Spitting at police officer case dropped
CPS drops first case under new laws as it is deemed ‘not in the public interest’
The first prosecution for spitting at a police officer under new laws has been dropped after the Crown Prosecution Service (CPS) ruled it was not in the public interest. The CPS made its ruling because psychiatric reports suggested the attacker, a habitual drug user, was unfit to stand trial.
THE first prosecution for spitting at a police officer under new laws has failed after the Crown Prosecution Service (CPS) ruled it was not in the public interest.
The offender, a drug user, assaulted Insp Alex Taylor by spitting into his eyes, requiring him to undergo eyerinsing treatment and tests for hepatitis.
“It was absolutely disgusting. I would rather be punched and kicked than spat on,” said Insp Taylor, an inspector with Greater Manchester Police with more than 20 years’ service.
The case was dropped after the CPS ruled it was not in the public interest because psychiatric reports suggested the attacker was unfit to stand trial.
A spokesman said: “Following consideration of a psychiatric report, we concluded it was not in the public interest to prosecute.”

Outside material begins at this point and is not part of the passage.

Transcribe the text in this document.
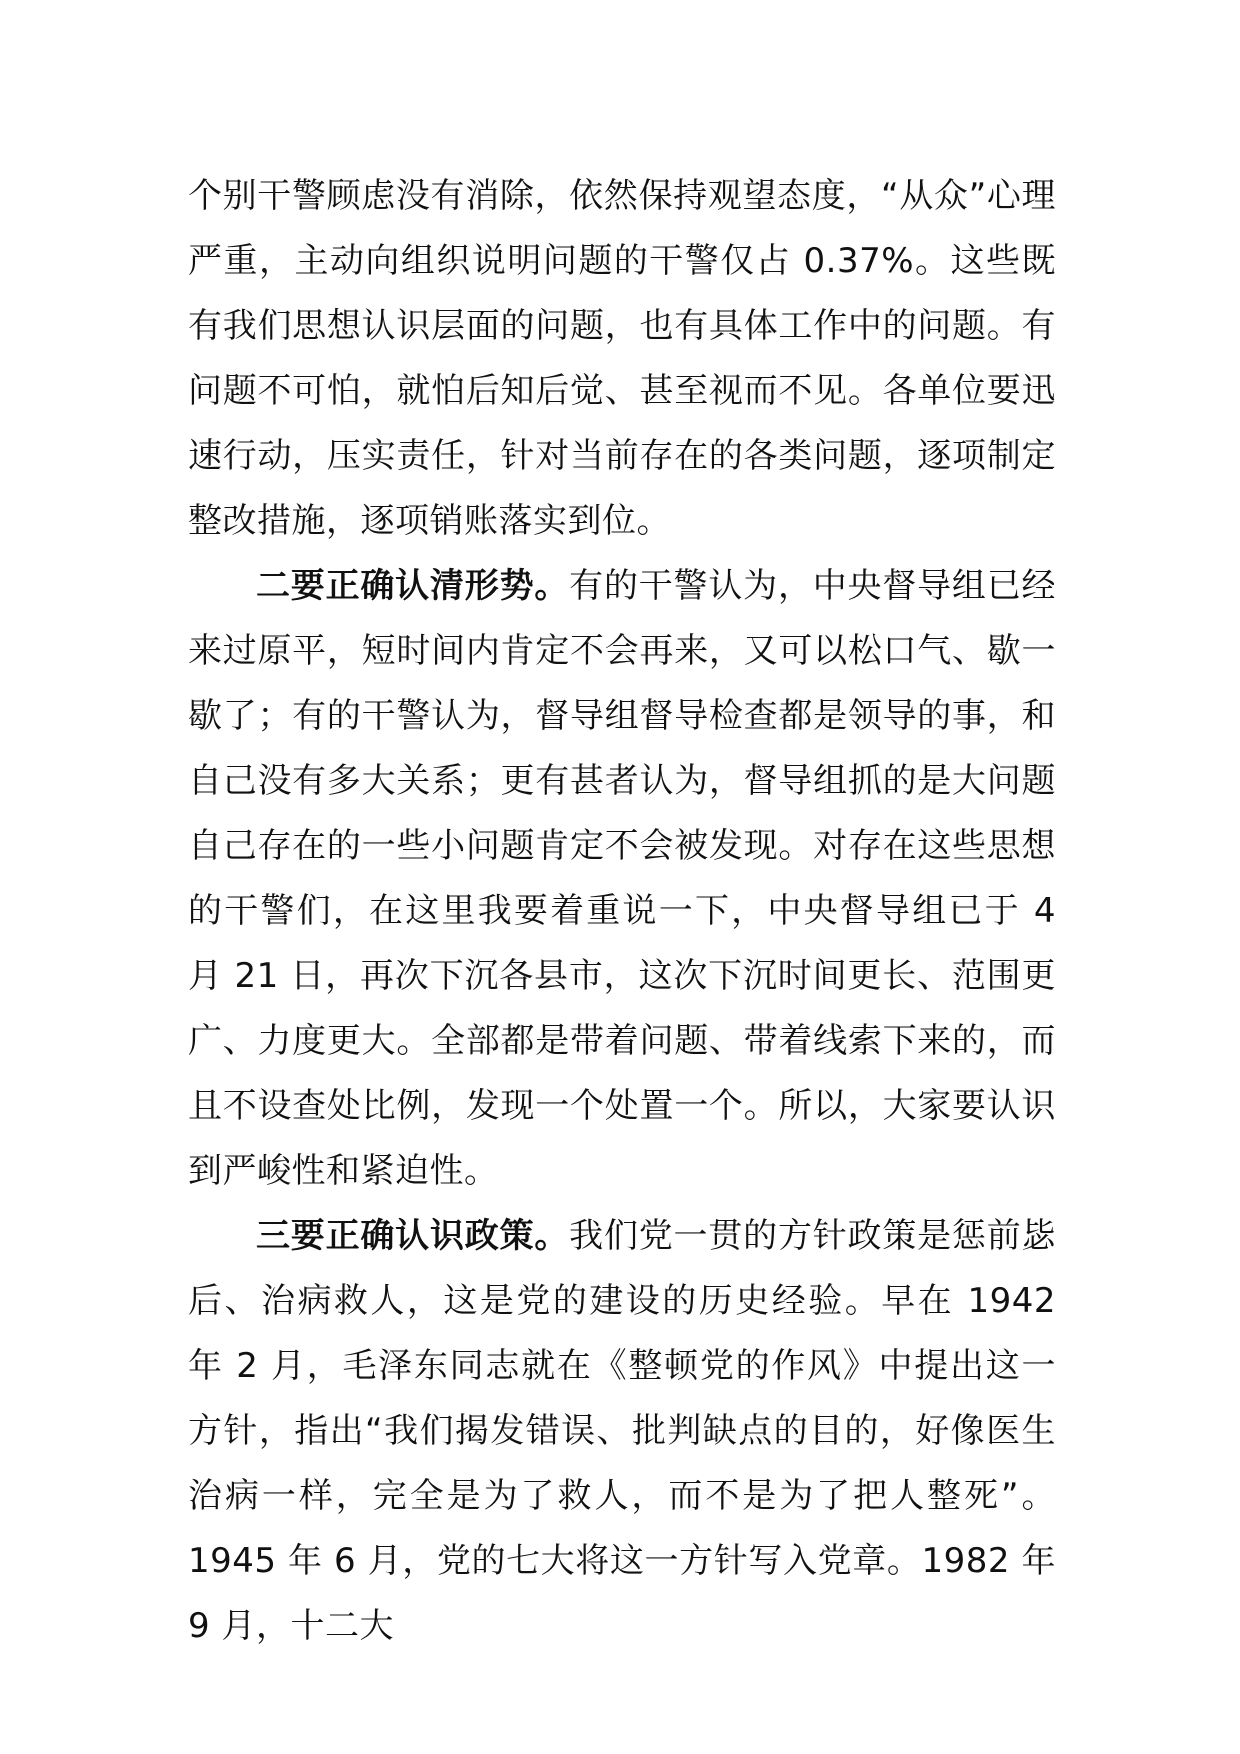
个别干警顾虑没有消除，依然保持观望态度，“从众”心理严重，主动向组织说明问题的干警仅占 0.37%。这些既有我们思想认识层面的问题，也有具体工作中的问题。有问题不可怕，就怕后知后觉、甚至视而不见。各单位要迅速行动，压实责任，针对当前存在的各类问题，逐项制定整改措施，逐项销账落实到位。

二要正确认清形势。有的干警认为，中央督导组已经来过原平，短时间内肯定不会再来，又可以松口气、歇一歇了；有的干警认为，督导组督导检查都是领导的事，和自己没有多大关系；更有甚者认为，督导组抓的是大问题自己存在的一些小问题肯定不会被发现。对存在这些思想的干警们，在这里我要着重说一下，中央督导组已于 4 月 21 日，再次下沉各县市，这次下沉时间更长、范围更广、力度更大。全部都是带着问题、带着线索下来的，而且不设查处比例，发现一个处置一个。所以，大家要认识到严峻性和紧迫性。

三要正确认识政策。我们党一贯的方针政策是惩前毖后、治病救人，这是党的建设的历史经验。早在 1942 年 2 月，毛泽东同志就在《整顿党的作风》中提出这一方针，指出“我们揭发错误、批判缺点的目的，好像医生治病一样，完全是为了救人，而不是为了把人整死”。1945 年 6 月，党的七大将这一方针写入党章。1982 年 9 月，十二大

There is growing concern among ministers and frontline police officers that courts and prosecutors are not taking attacks on police seriously enough.
Following the death of Pc Andrew Harper, who was dragged to his death by a vehicle after going to investigate a reported burglary, Priti Patel, the Home Secretary, demanded a crackdown by courts and prosecutors on assaults on police.
John Apter, chairman of the Police Federation of England and Wales, said: “There’s has got to be a deterrence. The overwhelming feeling from very many police officers is that the wider criminal justice system doesn’t rate assaults on officers with sufficient gravitas.”
Insp Taylor, who was attacked by the “aggressive” 52-year-old man as he tried to calm him at a police station, said he did not know why the case was dropped.
“If he had been sectioned, and I had been told then, I would have understood that,” he said. “I’ve been assaulted many times over my 22 years on the police, and I was hoping that the new legislation would have a much bigger impact on the way we were treated as victims by the CPS and the courts.”
The alleged offence came just three months after the new Assault on Emergency Workers (Offences) Act made assaults on officers punishable with jail terms of up to 12 months.
Police chiefs, however, say the sentencing council has yet to provide guidelines to courts and judges to ensure spitting is treated as a serious assault requiring longer sentences.
Greater Manchester Police confirmed that a 52-yearold man had been arrested and subsequently charged with common assault of an emergency worker.